Suncor Energy (TSX:SU)(NYSE:SU) stock has taken a serious beating in 2020. Down 62% year to date, it has fallen further than anybody could have anticipated.
The past few years have been bad for energy stocks in general. Starting with the 2014/2015 oil price collapse, tar sands stocks have been in secular decline. But few anticipated the thrashing they were to take in 2020. Thanks to the COVID-19 pandemic, oil prices got crushed in March and April. This led to a collapse in oil and gas stocks, along with the commodity itself. Suncor was one of the worst affected of Canada’s large-cap energy producers.
However, there have been glimmers of hope. On Thursday and Friday, Suncor stock rose nearly 9%, an impressive jump in such a short timeframe. That may indicate renewed investor confidence in the stock. Further, some big players like Warren Buffett persist in buying the stock, despite its months-long decline. So, there’s no shortage of positive sentiment toward Suncor. The question is, how low can it go before it finally starts climbing back again?
SU stock price
On Wednesday of last week, SU reached its lowest price all year: $15.11. That’s slightly lower than its lowest closing price in March: $15.45. It’s odd that SU stock would slide even lower in October than it had in March. Oil prices have been on the rebound since April, but Suncor stock set a new low just this past week. Additionally, Suncor’s loss shrank in Q2 from $3.5 billion to $614 million. That momentum could indicate that positive earnings are on the way in Q3.
But operating earnings and funds from operations actually decreased from Q1 to Q2. April, the first month of the second quarter, saw the lowest oil prices all year, so that’s not surprising. Overall, Suncor’s earnings trend in 2020 so far has been ambiguous. We’ll have to wait and see how Q3 turns out before we can say for sure where this company is headed. By the way, those earnings come out after markets close today, so keep your eyes peeled.
Oil price: A major factor
One thing about SU’s stock price trajectory is clear: it’s going to be correlated with the price of oil.
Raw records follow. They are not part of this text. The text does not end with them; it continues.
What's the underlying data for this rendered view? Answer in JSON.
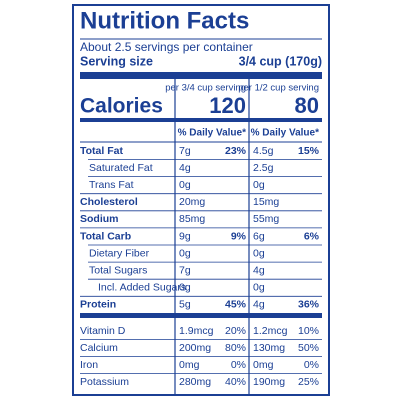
{
  "header": {
    "title": "Nutrition Facts",
    "servings": "About 2.5 servings per container",
    "serving_size_label": "Serving size",
    "serving_size": "3/4 cup (170g)"
  },
  "calories": {
    "label": "Calories",
    "columns": [
      {
        "serving": "per 3/4 cup serving",
        "calories": 120
      },
      {
        "serving": "per 1/2 cup serving",
        "calories": 80
      }
    ]
  },
  "daily_value_header": "% Daily Value*",
  "nutrients": [
    {
      "name": "Total Fat",
      "level": 0,
      "values": [
        {
          "amount": "7g",
          "dv": "23%"
        },
        {
          "amount": "4.5g",
          "dv": "15%"
        }
      ]
    },
    {
      "name": "Saturated Fat",
      "level": 1,
      "values": [
        {
          "amount": "4g"
        },
        {
          "amount": "2.5g"
        }
      ]
    },
    {
      "name": "Trans Fat",
      "level": 1,
      "values": [
        {
          "amount": "0g"
        },
        {
          "amount": "0g"
        }
      ]
    },
    {
      "name": "Cholesterol",
      "level": 0,
      "values": [
        {
          "amount": "20mg"
        },
        {
          "amount": "15mg"
        }
      ]
    },
    {
      "name": "Sodium",
      "level": 0,
      "values": [
        {
          "amount": "85mg"
        },
        {
          "amount": "55mg"
        }
      ]
    },
    {
      "name": "Total Carb",
      "level": 0,
      "values": [
        {
          "amount": "9g",
          "dv": "9%"
        },
        {
          "amount": "6g",
          "dv": "6%"
        }
      ]
    },
    {
      "name": "Dietary Fiber",
      "level": 1,
      "values": [
        {
          "amount": "0g"
        },
        {
          "amount": "0g"
        }
      ]
    },
    {
      "name": "Total Sugars",
      "level": 1,
      "values": [
        {
          "amount": "7g"
        },
        {
          "amount": "4g"
        }
      ]
    },
    {
      "name": "Incl. Added Sugars",
      "level": 2,
      "values": [
        {
          "amount": "0g"
        },
        {
          "amount": "0g"
        }
      ]
    },
    {
      "name": "Protein",
      "level": 0,
      "values": [
        {
          "amount": "5g",
          "dv": "45%"
        },
        {
          "amount": "4g",
          "dv": "36%"
        }
      ]
    }
  ],
  "vitamins": [
    {
      "name": "Vitamin D",
      "values": [
        {
          "amount": "1.9mcg",
          "dv": "20%"
        },
        {
          "amount": "1.2mcg",
          "dv": "10%"
        }
      ]
    },
    {
      "name": "Calcium",
      "values": [
        {
          "amount": "200mg",
          "dv": "80%"
        },
        {
          "amount": "130mg",
          "dv": "50%"
        }
      ]
    },
    {
      "name": "Iron",
      "values": [
        {
          "amount": "0mg",
          "dv": "0%"
        },
        {
          "amount": "0mg",
          "dv": "0%"
        }
      ]
    },
    {
      "name": "Potassium",
      "values": [
        {
          "amount": "280mg",
          "dv": "40%"
        },
        {
          "amount": "190mg",
          "dv": "25%"
        }
      ]
    }
  ]
}
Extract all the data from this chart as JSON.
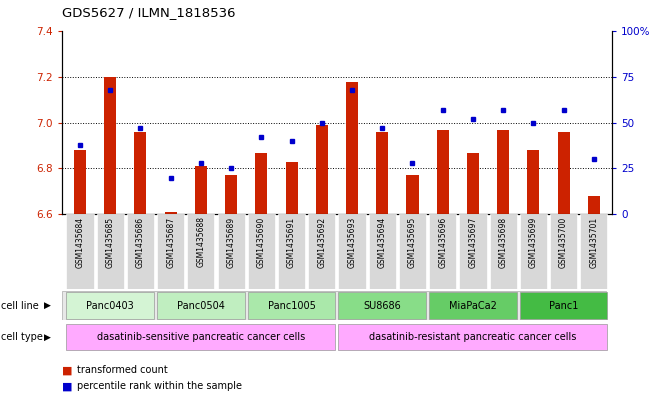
{
  "title": "GDS5627 / ILMN_1818536",
  "samples": [
    "GSM1435684",
    "GSM1435685",
    "GSM1435686",
    "GSM1435687",
    "GSM1435688",
    "GSM1435689",
    "GSM1435690",
    "GSM1435691",
    "GSM1435692",
    "GSM1435693",
    "GSM1435694",
    "GSM1435695",
    "GSM1435696",
    "GSM1435697",
    "GSM1435698",
    "GSM1435699",
    "GSM1435700",
    "GSM1435701"
  ],
  "transformed_count": [
    6.88,
    7.2,
    6.96,
    6.61,
    6.81,
    6.77,
    6.87,
    6.83,
    6.99,
    7.18,
    6.96,
    6.77,
    6.97,
    6.87,
    6.97,
    6.88,
    6.96,
    6.68
  ],
  "percentile_rank": [
    38,
    68,
    47,
    20,
    28,
    25,
    42,
    40,
    50,
    68,
    47,
    28,
    57,
    52,
    57,
    50,
    57,
    30
  ],
  "ylim_left": [
    6.6,
    7.4
  ],
  "ylim_right": [
    0,
    100
  ],
  "yticks_left": [
    6.6,
    6.8,
    7.0,
    7.2,
    7.4
  ],
  "yticks_right": [
    0,
    25,
    50,
    75,
    100
  ],
  "ytick_labels_right": [
    "0",
    "25",
    "50",
    "75",
    "100%"
  ],
  "bar_color": "#cc2200",
  "dot_color": "#0000cc",
  "bar_width": 0.4,
  "cell_line_colors": [
    "#d4f4d4",
    "#c0eec0",
    "#aae8aa",
    "#88dd88",
    "#66cc66",
    "#44bb44"
  ],
  "cell_type_colors": [
    "#ffaaff",
    "#ffaaff"
  ],
  "grid_color": "black",
  "grid_style": "dotted",
  "cell_lines": [
    {
      "label": "Panc0403",
      "start": 0,
      "end": 2
    },
    {
      "label": "Panc0504",
      "start": 3,
      "end": 5
    },
    {
      "label": "Panc1005",
      "start": 6,
      "end": 8
    },
    {
      "label": "SU8686",
      "start": 9,
      "end": 11
    },
    {
      "label": "MiaPaCa2",
      "start": 12,
      "end": 14
    },
    {
      "label": "Panc1",
      "start": 15,
      "end": 17
    }
  ],
  "cell_type_groups": [
    {
      "label": "dasatinib-sensitive pancreatic cancer cells",
      "start": 0,
      "end": 8
    },
    {
      "label": "dasatinib-resistant pancreatic cancer cells",
      "start": 9,
      "end": 17
    }
  ]
}
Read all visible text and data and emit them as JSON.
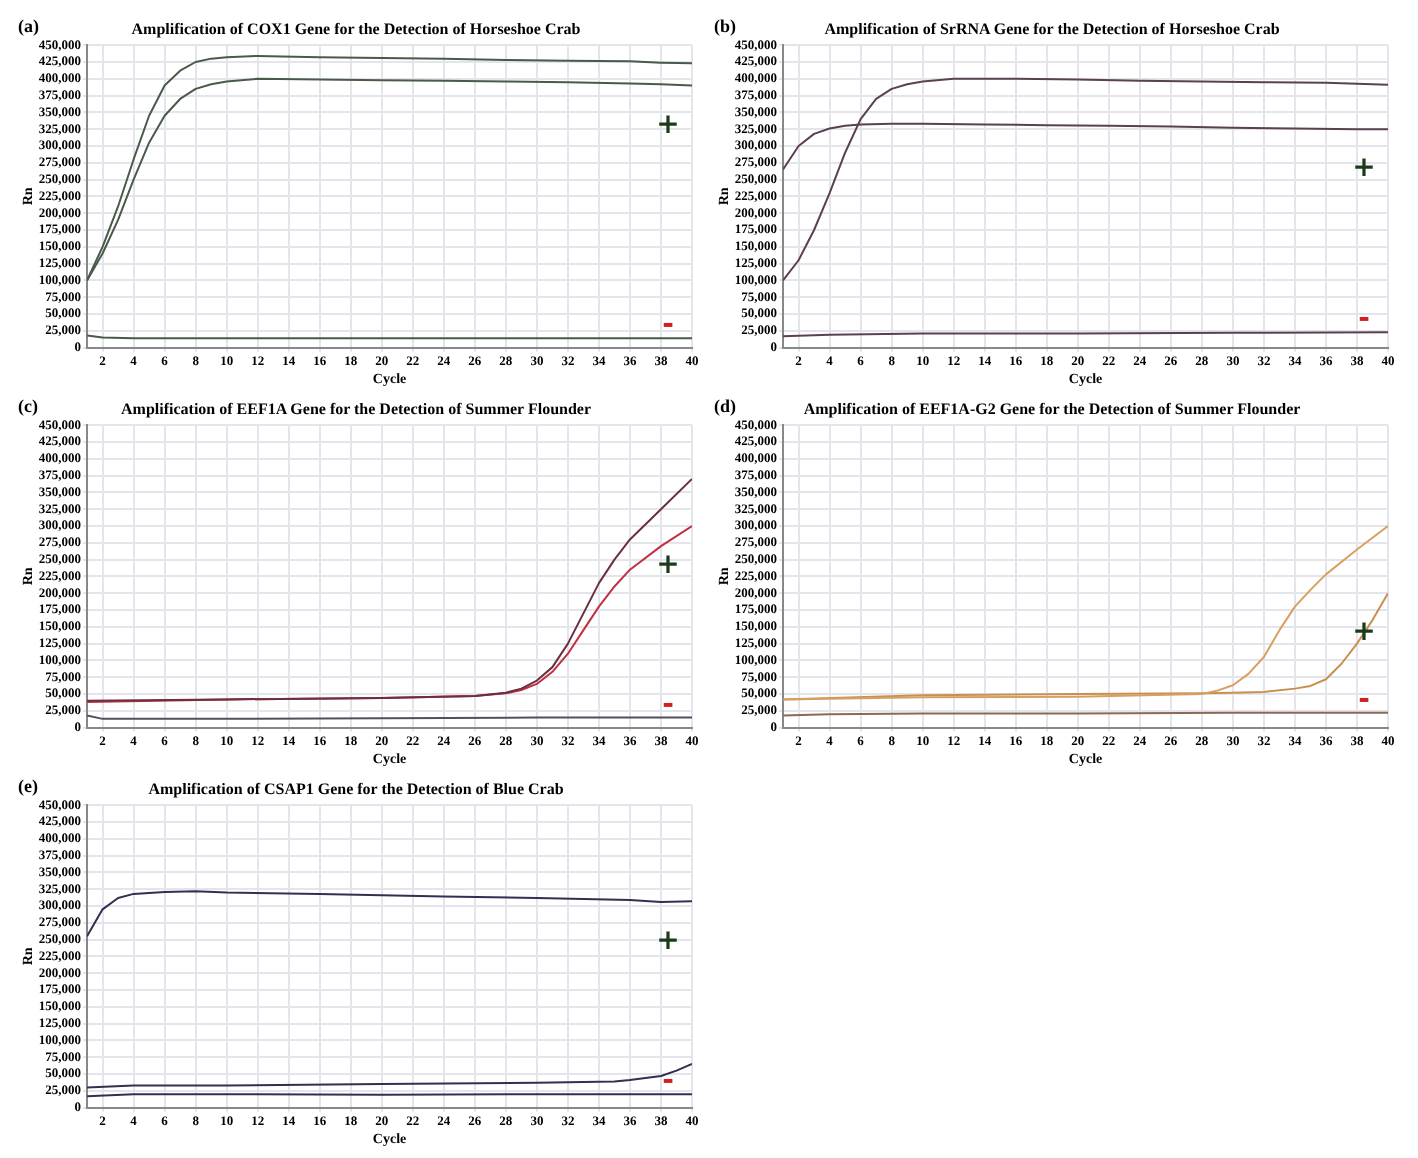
{
  "chart_data": [
    {
      "type": "line",
      "title": "Amplification of COX1 Gene for the Detection of Horseshoe Crab",
      "xlabel": "Cycle",
      "ylabel": "Rn",
      "xlim": [
        1,
        40
      ],
      "xticks": [
        2,
        4,
        6,
        8,
        10,
        12,
        14,
        16,
        18,
        20,
        22,
        24,
        26,
        28,
        30,
        32,
        34,
        36,
        38,
        40
      ],
      "ylim": [
        0,
        450000
      ],
      "yticks": [
        {
          "value": 0,
          "label": "0"
        },
        {
          "value": 25000,
          "label": "25,000"
        },
        {
          "value": 50000,
          "label": "50,000"
        },
        {
          "value": 75000,
          "label": "75,000"
        },
        {
          "value": 100000,
          "label": "100,000"
        },
        {
          "value": 125000,
          "label": "125,000"
        },
        {
          "value": 150000,
          "label": "150,000"
        },
        {
          "value": 175000,
          "label": "175,000"
        },
        {
          "value": 200000,
          "label": "200,000"
        },
        {
          "value": 225000,
          "label": "225,000"
        },
        {
          "value": 250000,
          "label": "250,000"
        },
        {
          "value": 275000,
          "label": "275,000"
        },
        {
          "value": 300000,
          "label": "300,000"
        },
        {
          "value": 325000,
          "label": "325,000"
        },
        {
          "value": 350000,
          "label": "350,000"
        },
        {
          "value": 375000,
          "label": "375,000"
        },
        {
          "value": 400000,
          "label": "400,000"
        },
        {
          "value": 425000,
          "label": "425,000"
        },
        {
          "value": 450000,
          "label": "450,000"
        }
      ],
      "grid": true,
      "legend": false,
      "marker": "none",
      "line_style": "solid",
      "annotations": [
        "(a)",
        "+",
        "-"
      ],
      "series": [
        {
          "color": "#4a5a4a",
          "x": [
            1,
            2,
            3,
            4,
            5,
            6,
            7,
            8,
            9,
            10,
            12,
            16,
            20,
            24,
            28,
            32,
            36,
            38,
            40
          ],
          "values": [
            100000,
            150000,
            210000,
            280000,
            345000,
            390000,
            412000,
            425000,
            430000,
            432000,
            434000,
            432000,
            431000,
            430000,
            428000,
            427000,
            426000,
            424000,
            423000
          ]
        },
        {
          "color": "#4a5a4a",
          "x": [
            1,
            2,
            3,
            4,
            5,
            6,
            7,
            8,
            9,
            10,
            12,
            16,
            20,
            24,
            28,
            32,
            36,
            38,
            40
          ],
          "values": [
            100000,
            140000,
            190000,
            250000,
            305000,
            345000,
            370000,
            385000,
            392000,
            396000,
            400000,
            399000,
            398000,
            397000,
            396000,
            395000,
            393000,
            392000,
            390000
          ]
        },
        {
          "color": "#4a5a4a",
          "x": [
            1,
            2,
            4,
            10,
            20,
            30,
            40
          ],
          "values": [
            18000,
            15000,
            14000,
            14000,
            14000,
            14000,
            14000
          ]
        }
      ]
    },
    {
      "type": "line",
      "title": "Amplification of SrRNA Gene for the Detection of Horseshoe Crab",
      "xlabel": "Cycle",
      "ylabel": "Rn",
      "xlim": [
        1,
        40
      ],
      "xticks": [
        2,
        4,
        6,
        8,
        10,
        12,
        14,
        16,
        18,
        20,
        22,
        24,
        26,
        28,
        30,
        32,
        34,
        36,
        38,
        40
      ],
      "ylim": [
        0,
        450000
      ],
      "yticks": [
        {
          "value": 0,
          "label": "0"
        },
        {
          "value": 25000,
          "label": "25,000"
        },
        {
          "value": 50000,
          "label": "50,000"
        },
        {
          "value": 75000,
          "label": "75,000"
        },
        {
          "value": 100000,
          "label": "100,000"
        },
        {
          "value": 125000,
          "label": "125,000"
        },
        {
          "value": 150000,
          "label": "150,000"
        },
        {
          "value": 175000,
          "label": "175,000"
        },
        {
          "value": 200000,
          "label": "200,000"
        },
        {
          "value": 225000,
          "label": "225,000"
        },
        {
          "value": 250000,
          "label": "250,000"
        },
        {
          "value": 275000,
          "label": "275,000"
        },
        {
          "value": 300000,
          "label": "300,000"
        },
        {
          "value": 325000,
          "label": "325,000"
        },
        {
          "value": 350000,
          "label": "350,000"
        },
        {
          "value": 375000,
          "label": "375,000"
        },
        {
          "value": 400000,
          "label": "400,000"
        },
        {
          "value": 425000,
          "label": "425,000"
        },
        {
          "value": 450000,
          "label": "450,000"
        }
      ],
      "grid": true,
      "legend": false,
      "marker": "none",
      "line_style": "solid",
      "annotations": [
        "(b)",
        "+",
        "-"
      ],
      "series": [
        {
          "color": "#5a4050",
          "x": [
            1,
            2,
            3,
            4,
            5,
            6,
            7,
            8,
            9,
            10,
            12,
            16,
            20,
            24,
            28,
            32,
            36,
            40
          ],
          "values": [
            100000,
            130000,
            175000,
            230000,
            290000,
            340000,
            370000,
            385000,
            392000,
            396000,
            400000,
            400000,
            399000,
            397000,
            396000,
            395000,
            394000,
            391000
          ]
        },
        {
          "color": "#5a4050",
          "x": [
            1,
            2,
            3,
            4,
            5,
            6,
            8,
            10,
            14,
            18,
            22,
            26,
            30,
            34,
            38,
            40
          ],
          "values": [
            265000,
            300000,
            318000,
            326000,
            330000,
            332000,
            333000,
            333000,
            332000,
            331000,
            330000,
            329000,
            327000,
            326000,
            325000,
            325000
          ]
        },
        {
          "color": "#5a4050",
          "x": [
            1,
            4,
            10,
            20,
            30,
            40
          ],
          "values": [
            17000,
            19000,
            21000,
            21000,
            22000,
            23000
          ]
        }
      ]
    },
    {
      "type": "line",
      "title": "Amplification of EEF1A Gene for the Detection of Summer Flounder",
      "xlabel": "Cycle",
      "ylabel": "Rn",
      "xlim": [
        1,
        40
      ],
      "xticks": [
        2,
        4,
        6,
        8,
        10,
        12,
        14,
        16,
        18,
        20,
        22,
        24,
        26,
        28,
        30,
        32,
        34,
        36,
        38,
        40
      ],
      "ylim": [
        0,
        450000
      ],
      "yticks": [
        {
          "value": 0,
          "label": "0"
        },
        {
          "value": 25000,
          "label": "25,000"
        },
        {
          "value": 50000,
          "label": "50,000"
        },
        {
          "value": 75000,
          "label": "75,000"
        },
        {
          "value": 100000,
          "label": "100,000"
        },
        {
          "value": 125000,
          "label": "125,000"
        },
        {
          "value": 150000,
          "label": "150,000"
        },
        {
          "value": 175000,
          "label": "175,000"
        },
        {
          "value": 200000,
          "label": "200,000"
        },
        {
          "value": 225000,
          "label": "225,000"
        },
        {
          "value": 250000,
          "label": "250,000"
        },
        {
          "value": 275000,
          "label": "275,000"
        },
        {
          "value": 300000,
          "label": "300,000"
        },
        {
          "value": 325000,
          "label": "325,000"
        },
        {
          "value": 350000,
          "label": "350,000"
        },
        {
          "value": 375000,
          "label": "375,000"
        },
        {
          "value": 400000,
          "label": "400,000"
        },
        {
          "value": 425000,
          "label": "425,000"
        },
        {
          "value": 450000,
          "label": "450,000"
        }
      ],
      "grid": true,
      "legend": false,
      "marker": "none",
      "line_style": "solid",
      "annotations": [
        "(c)",
        "+",
        "-"
      ],
      "series": [
        {
          "color": "#6a3040",
          "x": [
            1,
            10,
            20,
            26,
            28,
            29,
            30,
            31,
            32,
            33,
            34,
            35,
            36,
            38,
            40
          ],
          "values": [
            40000,
            42000,
            44000,
            47000,
            52000,
            58000,
            70000,
            90000,
            125000,
            170000,
            215000,
            250000,
            280000,
            325000,
            370000
          ]
        },
        {
          "color": "#c03040",
          "x": [
            1,
            10,
            20,
            26,
            28,
            29,
            30,
            31,
            32,
            33,
            34,
            35,
            36,
            38,
            40
          ],
          "values": [
            38000,
            42000,
            44000,
            47000,
            51000,
            56000,
            65000,
            83000,
            110000,
            145000,
            180000,
            210000,
            235000,
            270000,
            300000
          ]
        },
        {
          "color": "#505060",
          "x": [
            1,
            2,
            10,
            20,
            30,
            40
          ],
          "values": [
            18000,
            13000,
            13000,
            14000,
            15000,
            15000
          ]
        }
      ]
    },
    {
      "type": "line",
      "title": "Amplification of EEF1A-G2 Gene for the Detection of Summer Flounder",
      "xlabel": "Cycle",
      "ylabel": "Rn",
      "xlim": [
        1,
        40
      ],
      "xticks": [
        2,
        4,
        6,
        8,
        10,
        12,
        14,
        16,
        18,
        20,
        22,
        24,
        26,
        28,
        30,
        32,
        34,
        36,
        38,
        40
      ],
      "ylim": [
        0,
        450000
      ],
      "yticks": [
        {
          "value": 0,
          "label": "0"
        },
        {
          "value": 25000,
          "label": "25,000"
        },
        {
          "value": 50000,
          "label": "50,000"
        },
        {
          "value": 75000,
          "label": "75,000"
        },
        {
          "value": 100000,
          "label": "100,000"
        },
        {
          "value": 125000,
          "label": "125,000"
        },
        {
          "value": 150000,
          "label": "150,000"
        },
        {
          "value": 175000,
          "label": "175,000"
        },
        {
          "value": 200000,
          "label": "200,000"
        },
        {
          "value": 225000,
          "label": "225,000"
        },
        {
          "value": 250000,
          "label": "250,000"
        },
        {
          "value": 275000,
          "label": "275,000"
        },
        {
          "value": 300000,
          "label": "300,000"
        },
        {
          "value": 325000,
          "label": "325,000"
        },
        {
          "value": 350000,
          "label": "350,000"
        },
        {
          "value": 375000,
          "label": "375,000"
        },
        {
          "value": 400000,
          "label": "400,000"
        },
        {
          "value": 425000,
          "label": "425,000"
        },
        {
          "value": 450000,
          "label": "450,000"
        }
      ],
      "grid": true,
      "legend": false,
      "marker": "none",
      "line_style": "solid",
      "annotations": [
        "(d)",
        "+",
        "-"
      ],
      "series": [
        {
          "color": "#d8a060",
          "x": [
            1,
            10,
            20,
            28,
            29,
            30,
            31,
            32,
            33,
            34,
            35,
            36,
            38,
            40
          ],
          "values": [
            42000,
            45000,
            46000,
            50000,
            55000,
            63000,
            80000,
            105000,
            145000,
            180000,
            205000,
            228000,
            265000,
            300000
          ]
        },
        {
          "color": "#c89050",
          "x": [
            1,
            10,
            20,
            28,
            30,
            32,
            34,
            35,
            36,
            37,
            38,
            39,
            40
          ],
          "values": [
            42000,
            48000,
            50000,
            51000,
            52000,
            53000,
            58000,
            62000,
            72000,
            95000,
            125000,
            160000,
            200000
          ]
        },
        {
          "color": "#8a6a50",
          "x": [
            1,
            4,
            10,
            20,
            30,
            40
          ],
          "values": [
            18000,
            20000,
            21000,
            21000,
            22000,
            22000
          ]
        }
      ]
    },
    {
      "type": "line",
      "title": "Amplification of CSAP1 Gene for the Detection of Blue Crab",
      "xlabel": "Cycle",
      "ylabel": "Rn",
      "xlim": [
        1,
        40
      ],
      "xticks": [
        2,
        4,
        6,
        8,
        10,
        12,
        14,
        16,
        18,
        20,
        22,
        24,
        26,
        28,
        30,
        32,
        34,
        36,
        38,
        40
      ],
      "ylim": [
        0,
        450000
      ],
      "yticks": [
        {
          "value": 0,
          "label": "0"
        },
        {
          "value": 25000,
          "label": "25,000"
        },
        {
          "value": 50000,
          "label": "50,000"
        },
        {
          "value": 75000,
          "label": "75,000"
        },
        {
          "value": 100000,
          "label": "100,000"
        },
        {
          "value": 125000,
          "label": "125,000"
        },
        {
          "value": 150000,
          "label": "150,000"
        },
        {
          "value": 175000,
          "label": "175,000"
        },
        {
          "value": 200000,
          "label": "200,000"
        },
        {
          "value": 225000,
          "label": "225,000"
        },
        {
          "value": 250000,
          "label": "250,000"
        },
        {
          "value": 275000,
          "label": "275,000"
        },
        {
          "value": 300000,
          "label": "300,000"
        },
        {
          "value": 325000,
          "label": "325,000"
        },
        {
          "value": 350000,
          "label": "350,000"
        },
        {
          "value": 375000,
          "label": "375,000"
        },
        {
          "value": 400000,
          "label": "400,000"
        },
        {
          "value": 425000,
          "label": "425,000"
        },
        {
          "value": 450000,
          "label": "450,000"
        }
      ],
      "grid": true,
      "legend": false,
      "marker": "none",
      "line_style": "solid",
      "annotations": [
        "(e)",
        "+",
        "-"
      ],
      "series": [
        {
          "color": "#303050",
          "x": [
            1,
            2,
            3,
            4,
            6,
            8,
            10,
            16,
            20,
            24,
            30,
            36,
            38,
            40
          ],
          "values": [
            255000,
            295000,
            312000,
            318000,
            321000,
            322000,
            320000,
            318000,
            316000,
            314000,
            312000,
            309000,
            306000,
            307000
          ]
        },
        {
          "color": "#303050",
          "x": [
            1,
            4,
            10,
            20,
            30,
            35,
            36,
            37,
            38,
            39,
            40
          ],
          "values": [
            30000,
            33000,
            33000,
            35000,
            37000,
            39000,
            41000,
            44000,
            47000,
            55000,
            65000
          ]
        },
        {
          "color": "#303050",
          "x": [
            1,
            4,
            10,
            20,
            30,
            40
          ],
          "values": [
            17000,
            20000,
            20000,
            19000,
            20000,
            20000
          ]
        }
      ]
    }
  ]
}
Suncor is an integrated energy company that’s mainly involved in extracting oil, refining it, and selling it as gasoline. According to the St. Louis Fed, a $10 increase in the price of oil is correlated with a $0.25 increase in the price of gasoline. It follows from this that Suncor’s earnings are directly related to the price of oil.
What all this means is that the ongoing COVID-19 situation is still a real risk factor for Suncor. Presently, COVID-19 cases are rising in North America and Europe. That includes Canada. If we re-enter sweeping lockdowns, then demand for gasoline will likely fall. In the initial spring lockdowns, gasoline prices fell on lower demand. Consumers had less of a need to drive thanks to then-widespread stay-at-home orders. If a situation like that re-emerges, Suncor’s stock could decline much further than it already has.